Chino Valley’s fifth hit of the inning, this one to right field, scored the eighth run.

“They just kind of started putting balls in play, we kind of kicked some balls around,” Braden said. “That’s all they did was put the ball in play and capitalized off putting the balls in play and us making the mental errors and physical errors on that part.”

Camp Verde senior third baseman Ryan Cain led off the fourth with a walk, but two strikeouts and a ground out resulted in a short at bat for the Cowboys.

“I think our heads were too big, we’re trying to crush the ball every single time. We need to get back to situational hitting,” Cain said. “Baseball is all about scoring runs, getting people on base…. if you can’t get anybody on base, you ain’t going to score runs.”

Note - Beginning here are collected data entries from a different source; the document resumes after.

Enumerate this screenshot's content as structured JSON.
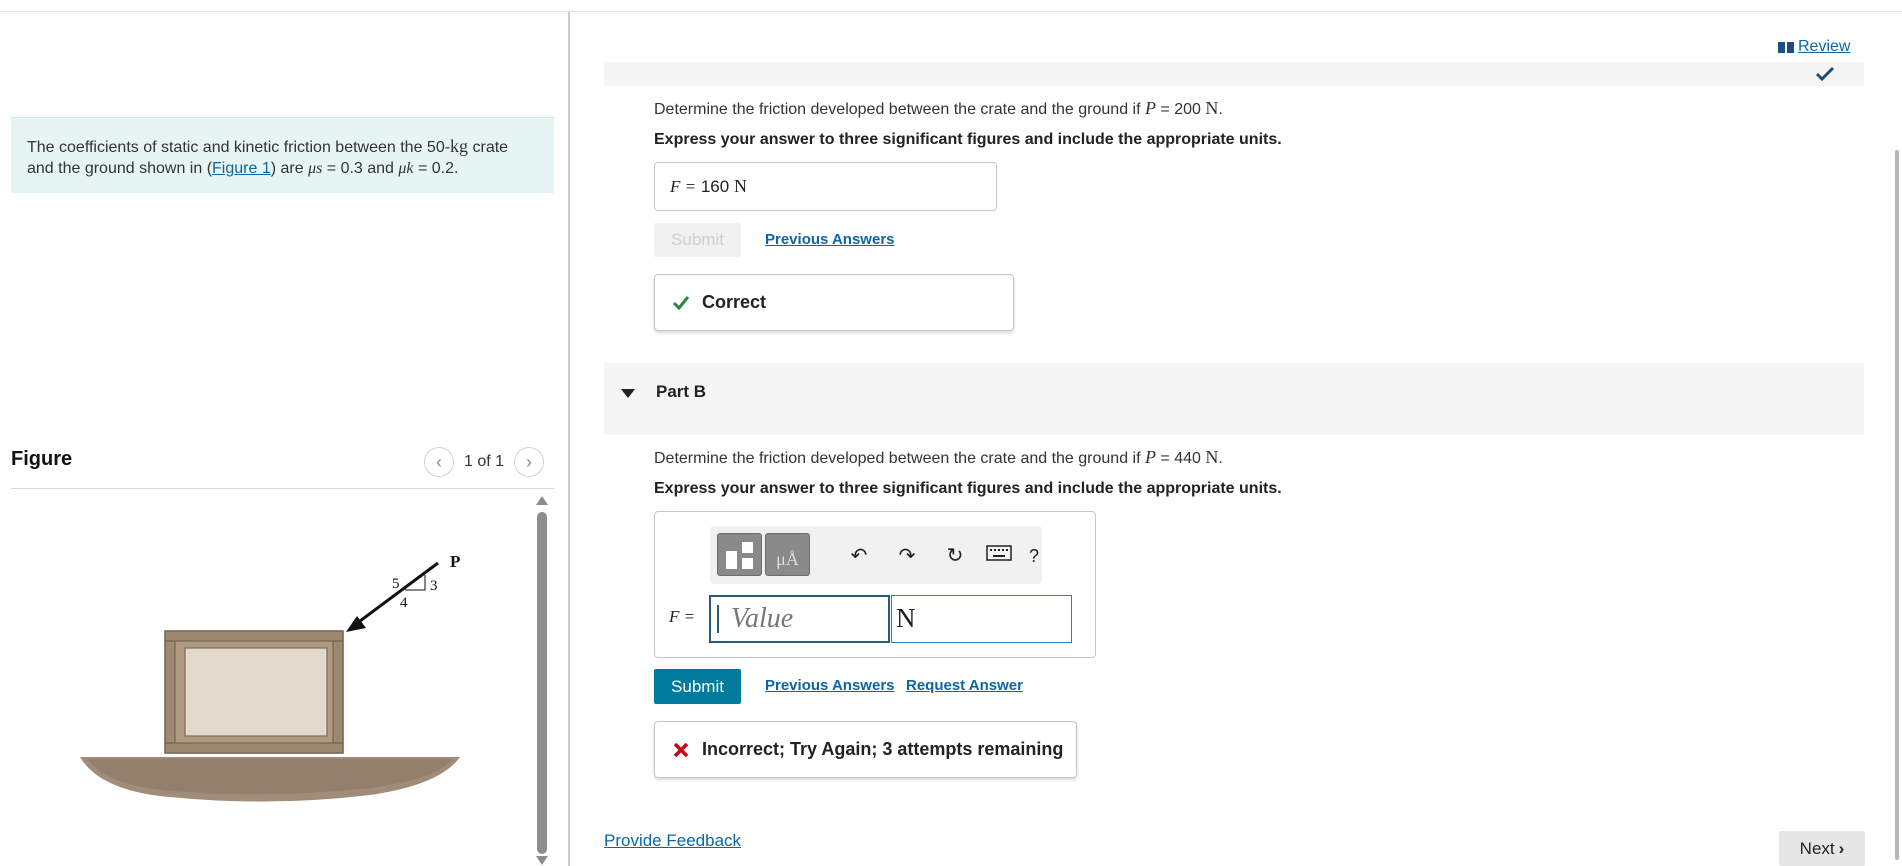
{
  "problem": {
    "text_before": "The coefficients of static and kinetic friction between the 50-",
    "mass_unit": "kg",
    "text_mid": " crate and the ground shown in (",
    "figure_link": "Figure 1",
    "text_after": ") are ",
    "mu_s": "μs",
    "mu_s_value": " = 0.3 and ",
    "mu_k": "μk",
    "mu_k_value": " = 0.2."
  },
  "figure_panel": {
    "title": "Figure",
    "counter": "1 of 1",
    "prev_icon": "chevron-left-icon",
    "next_icon": "chevron-right-icon",
    "diagram": {
      "force_label": "P",
      "slope_hyp": "5",
      "slope_rise": "3",
      "slope_run": "4"
    }
  },
  "header": {
    "review_label": "Review",
    "review_icon": "book-icon"
  },
  "part_a": {
    "question_prefix": "Determine the friction developed between the crate and the ground if ",
    "P_symbol": "P",
    "question_value": " = 200 ",
    "question_unit": "N",
    "question_suffix": ".",
    "instruction": "Express your answer to three significant figures and include the appropriate units.",
    "answer_label": "F =",
    "answer_value": "160",
    "answer_unit": "N",
    "submit_label": "Submit",
    "previous_answers_label": "Previous Answers",
    "result_label": "Correct",
    "result_icon": "checkmark-icon",
    "result_color": "#2e8540"
  },
  "part_b": {
    "header": "Part B",
    "question_prefix": "Determine the friction developed between the crate and the ground if ",
    "P_symbol": "P",
    "question_value": " = 440 ",
    "question_unit": "N",
    "question_suffix": ".",
    "instruction": "Express your answer to three significant figures and include the appropriate units.",
    "toolbar": {
      "templates_icon": "templates-icon",
      "units_button": "μÅ",
      "undo_icon": "undo-icon",
      "redo_icon": "redo-icon",
      "reset_icon": "reset-icon",
      "keyboard_icon": "keyboard-icon",
      "help_label": "?"
    },
    "answer_label": "F =",
    "value_placeholder": "Value",
    "unit_value": "N",
    "submit_label": "Submit",
    "previous_answers_label": "Previous Answers",
    "request_answer_label": "Request Answer",
    "result_label": "Incorrect; Try Again; 3 attempts remaining",
    "result_icon": "x-icon",
    "result_color": "#d0021b"
  },
  "footer": {
    "provide_feedback_label": "Provide Feedback",
    "next_label": "Next"
  },
  "colors": {
    "accent": "#007b9c",
    "link": "#0d66a4",
    "problem_bg": "#e6f5f4"
  }
}
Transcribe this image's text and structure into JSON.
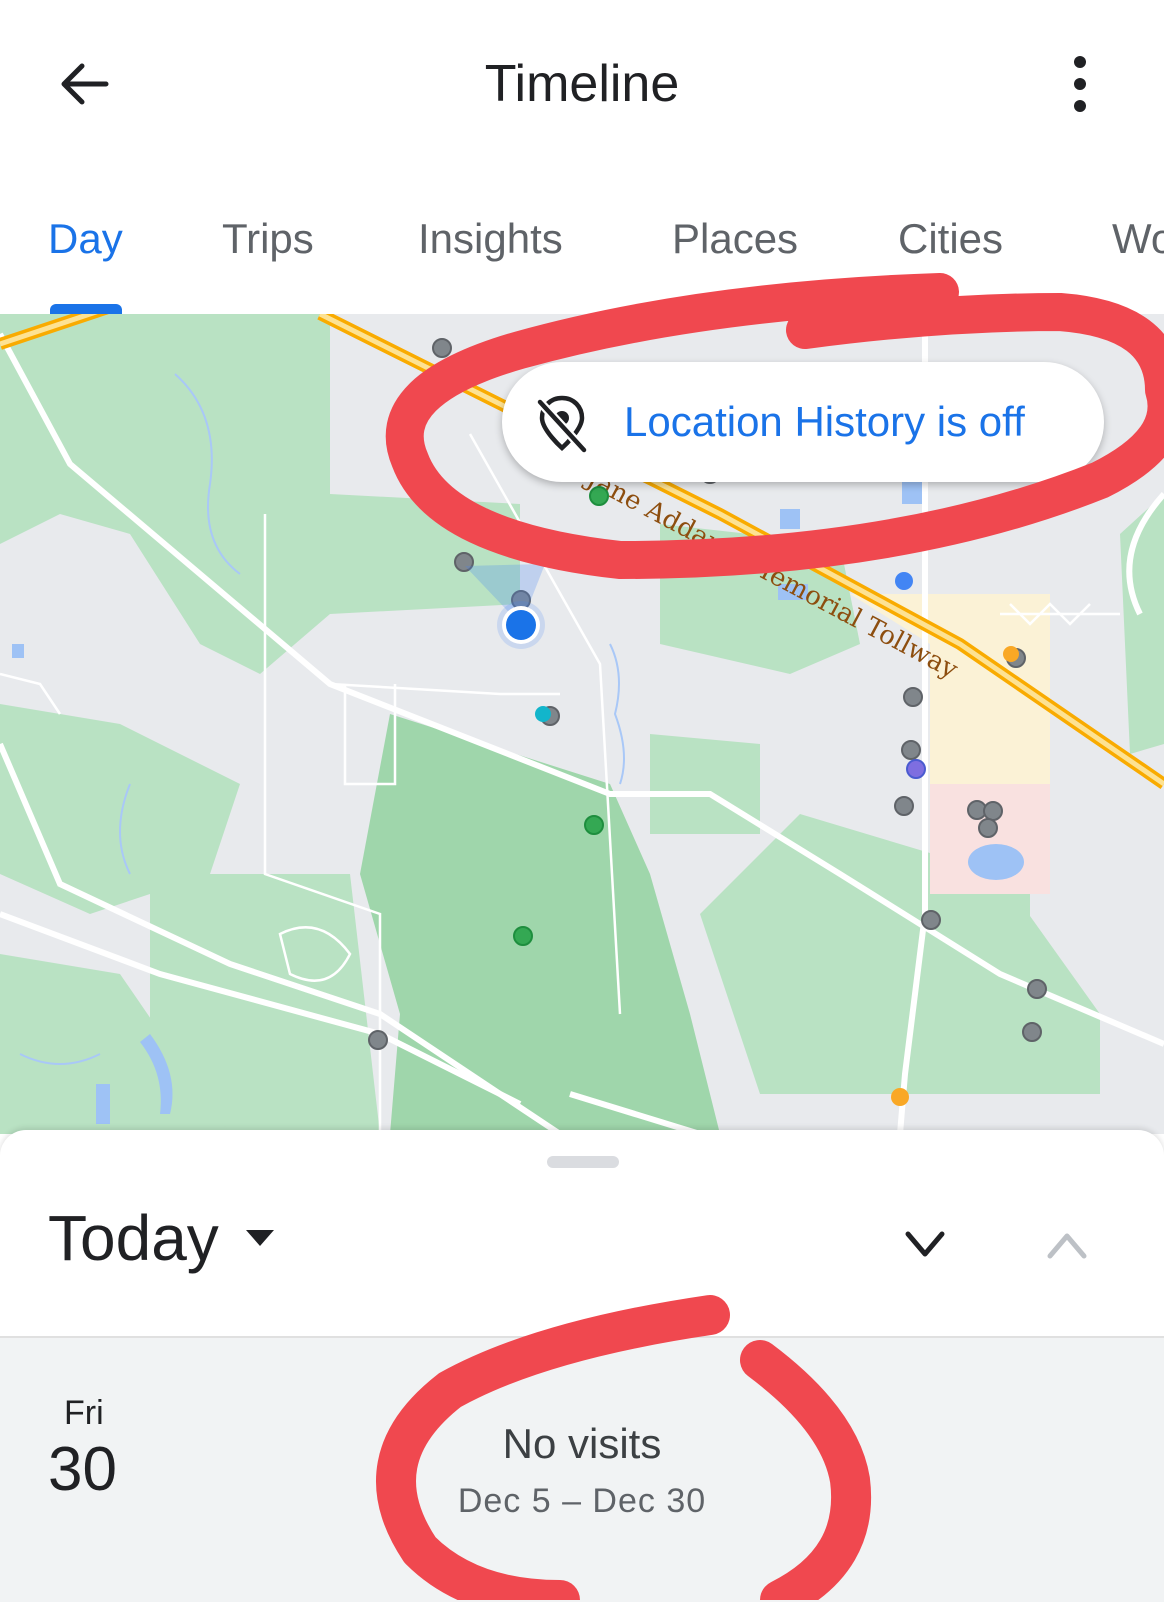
{
  "appbar": {
    "title": "Timeline",
    "back_icon": "arrow-back-icon",
    "more_icon": "more-vertical-icon"
  },
  "tabs": [
    {
      "label": "Day",
      "active": true
    },
    {
      "label": "Trips",
      "active": false
    },
    {
      "label": "Insights",
      "active": false
    },
    {
      "label": "Places",
      "active": false
    },
    {
      "label": "Cities",
      "active": false
    },
    {
      "label": "Wo",
      "active": false
    }
  ],
  "map": {
    "road_label": "Jane Addams Memorial Tollway",
    "location_history": {
      "label": "Location History is off",
      "icon": "location-off-icon"
    }
  },
  "sheet": {
    "period_label": "Today",
    "day": {
      "weekday": "Fri",
      "date": "30",
      "summary": "No visits",
      "range": "Dec 5 – Dec 30"
    }
  },
  "colors": {
    "accent": "#1a73e8",
    "map_green": "#a8dab5",
    "map_dark_green": "#8fd2a0",
    "road_orange": "#f9ab00",
    "annotation_red": "#f0484f"
  }
}
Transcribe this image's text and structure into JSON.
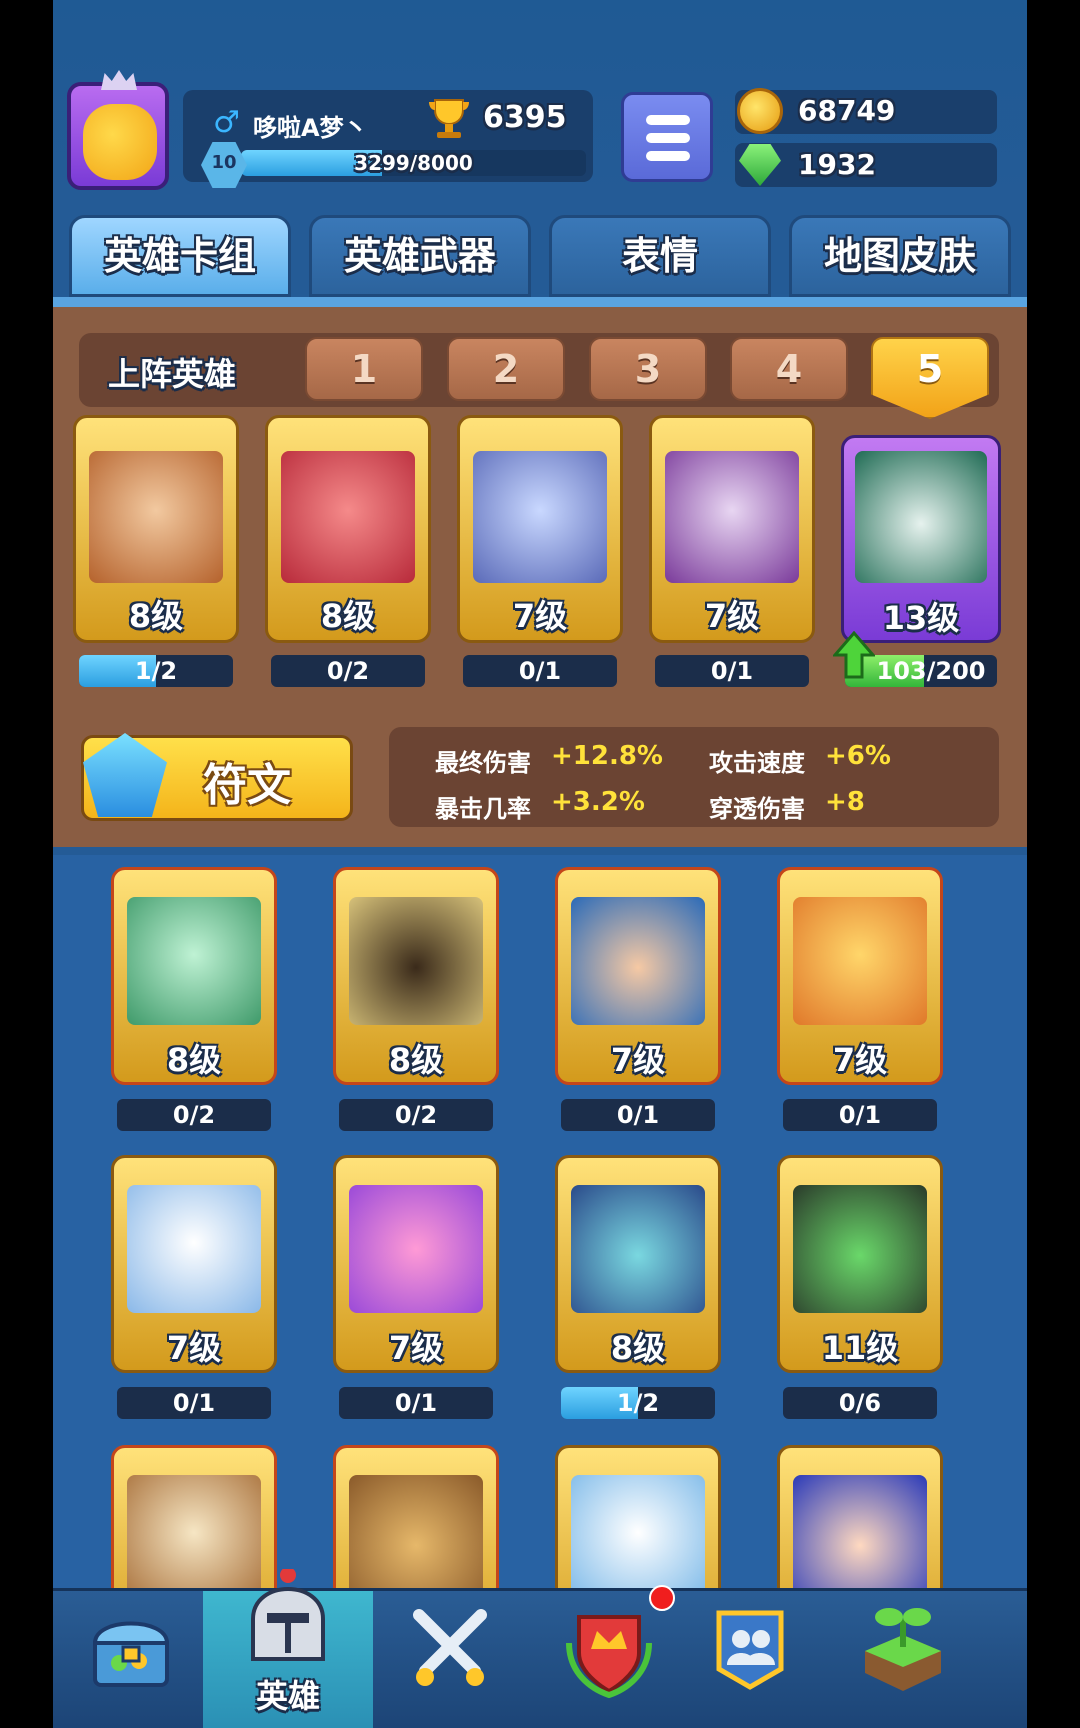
{
  "player": {
    "gender_symbol": "♂",
    "name": "哆啦A梦丶",
    "trophies": "6395",
    "level": "10",
    "xp_text": "3299/8000",
    "xp_progress": 0.41
  },
  "resources": {
    "coins": "68749",
    "gems": "1932"
  },
  "tabs": [
    "英雄卡组",
    "英雄武器",
    "表情",
    "地图皮肤"
  ],
  "deck": {
    "label": "上阵英雄",
    "slots": [
      "1",
      "2",
      "3",
      "4",
      "5"
    ],
    "selected_slot": "5",
    "heroes": [
      {
        "level": "8级",
        "progress": "1/2",
        "fill": 0.5
      },
      {
        "level": "8级",
        "progress": "0/2",
        "fill": 0
      },
      {
        "level": "7级",
        "progress": "0/1",
        "fill": 0
      },
      {
        "level": "7级",
        "progress": "0/1",
        "fill": 0
      },
      {
        "level": "13级",
        "progress": "103/200",
        "fill": 0.52
      }
    ]
  },
  "rune": {
    "label": "符文",
    "stats": [
      {
        "name": "最终伤害",
        "value": "+12.8%"
      },
      {
        "name": "攻击速度",
        "value": "+6%"
      },
      {
        "name": "暴击几率",
        "value": "+3.2%"
      },
      {
        "name": "穿透伤害",
        "value": "+8"
      }
    ]
  },
  "collection": [
    {
      "level": "8级",
      "progress": "0/2",
      "fill": 0
    },
    {
      "level": "8级",
      "progress": "0/2",
      "fill": 0
    },
    {
      "level": "7级",
      "progress": "0/1",
      "fill": 0
    },
    {
      "level": "7级",
      "progress": "0/1",
      "fill": 0
    },
    {
      "level": "7级",
      "progress": "0/1",
      "fill": 0
    },
    {
      "level": "7级",
      "progress": "0/1",
      "fill": 0
    },
    {
      "level": "8级",
      "progress": "1/2",
      "fill": 0.5
    },
    {
      "level": "11级",
      "progress": "0/6",
      "fill": 0
    }
  ],
  "nav": {
    "heroes_label": "英雄",
    "active": "heroes"
  }
}
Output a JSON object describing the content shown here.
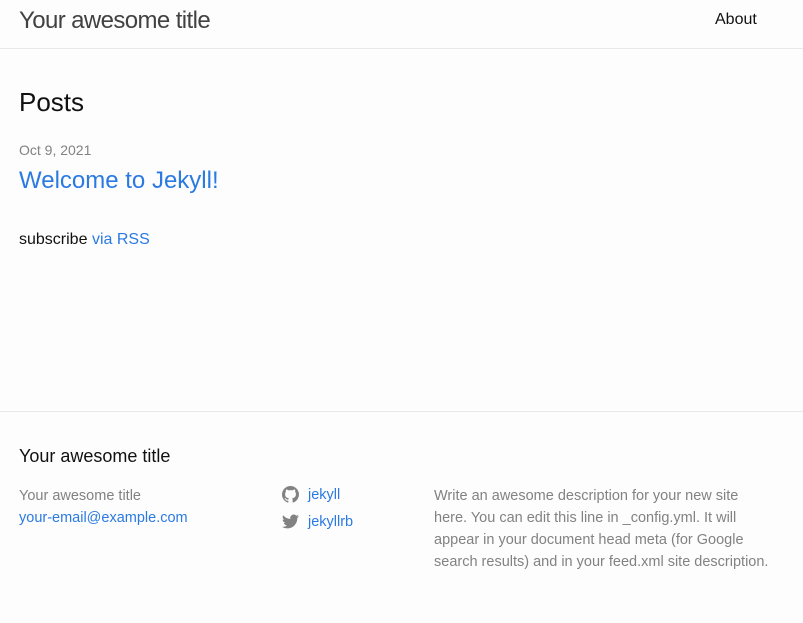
{
  "header": {
    "site_title": "Your awesome title",
    "nav": {
      "about_label": "About"
    }
  },
  "main": {
    "heading": "Posts",
    "posts": [
      {
        "date": "Oct 9, 2021",
        "title": "Welcome to Jekyll!"
      }
    ],
    "subscribe": {
      "prefix": "subscribe",
      "link_label": "via RSS"
    }
  },
  "footer": {
    "heading": "Your awesome title",
    "name": "Your awesome title",
    "email": "your-email@example.com",
    "social": [
      {
        "icon": "github-icon",
        "label": "jekyll"
      },
      {
        "icon": "twitter-icon",
        "label": "jekyllrb"
      }
    ],
    "description": "Write an awesome description for your new site here. You can edit this line in _config.yml. It will appear in your document head meta (for Google search results) and in your feed.xml site description."
  },
  "colors": {
    "link": "#2a7ae2",
    "muted": "#828282",
    "text": "#111111",
    "title": "#424242",
    "border": "#e8e8e8",
    "background": "#fdfdfd"
  }
}
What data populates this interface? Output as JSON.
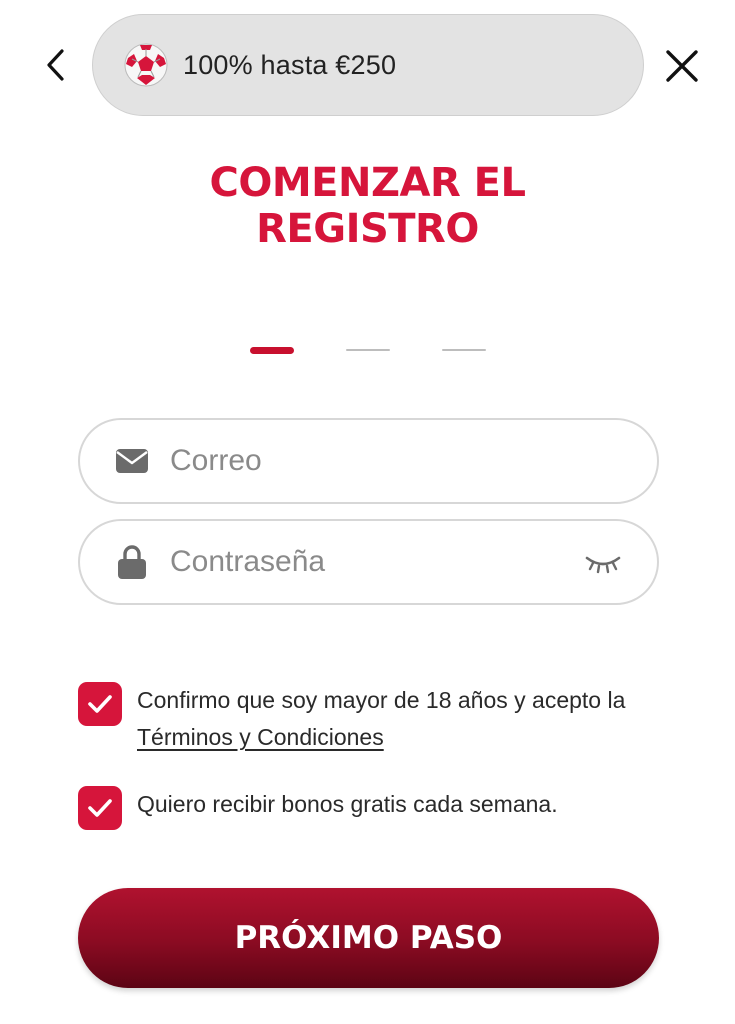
{
  "promo": {
    "text": "100% hasta €250"
  },
  "title": {
    "line1": "COMENZAR EL",
    "line2": "REGISTRO"
  },
  "steps": {
    "current": 1,
    "total": 3
  },
  "form": {
    "email": {
      "placeholder": "Correo",
      "value": ""
    },
    "password": {
      "placeholder": "Contraseña",
      "value": ""
    }
  },
  "consents": {
    "terms": {
      "checked": true,
      "text_before": "Confirmo que soy mayor de 18 años y acepto la ",
      "link_text": "Términos y Condiciones"
    },
    "bonus": {
      "checked": true,
      "text": "Quiero recibir bonos gratis cada semana."
    }
  },
  "next_button": {
    "label": "PRÓXIMO PASO"
  },
  "colors": {
    "accent": "#d6153b",
    "button_dark": "#8a0b22",
    "pill_bg": "#e3e3e3"
  },
  "icons": {
    "back": "chevron-left-icon",
    "close": "close-icon",
    "promo": "soccer-ball-icon",
    "email": "envelope-icon",
    "password": "lock-icon",
    "toggle": "eye-closed-icon",
    "check": "checkmark-icon"
  }
}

The Cougars were hungry for more, scoring from second base on a single to left field in the fifth to make it 9-2.

Down 2-0 in the third inning, senior second baseman Carson Zale doubled in Battise and sophomore left fielder Dominiq Bruno to tie the game up.

Chino Valley stranded runners on base in the first two innings, but in the third managed to get them home. Braden put the Cougars’ first run on base after hitting him with a pitch. They tacked on two more in the seventh, and Bruno scored the Cowboys’ third to put makeup on an ugly performance.

“Couldn’t get them going, couldn’t get them working hard, couldn’t get the thought process right, and, you know, I think it’s going to be a good learning experience for them,” Davis said.

Being that the Cougars are in Division 3A, the loss will have no effect on the team’s standings in its own division, 2A.

Bruno, Howe and Zale all finished with two hits; Zale led with two RBI. Braden gave up six earned runs on seven hits with one strikeout and three walks in three and a third innings. Howe gave up one run one seven hits with two strikeouts in three and two thirds innings.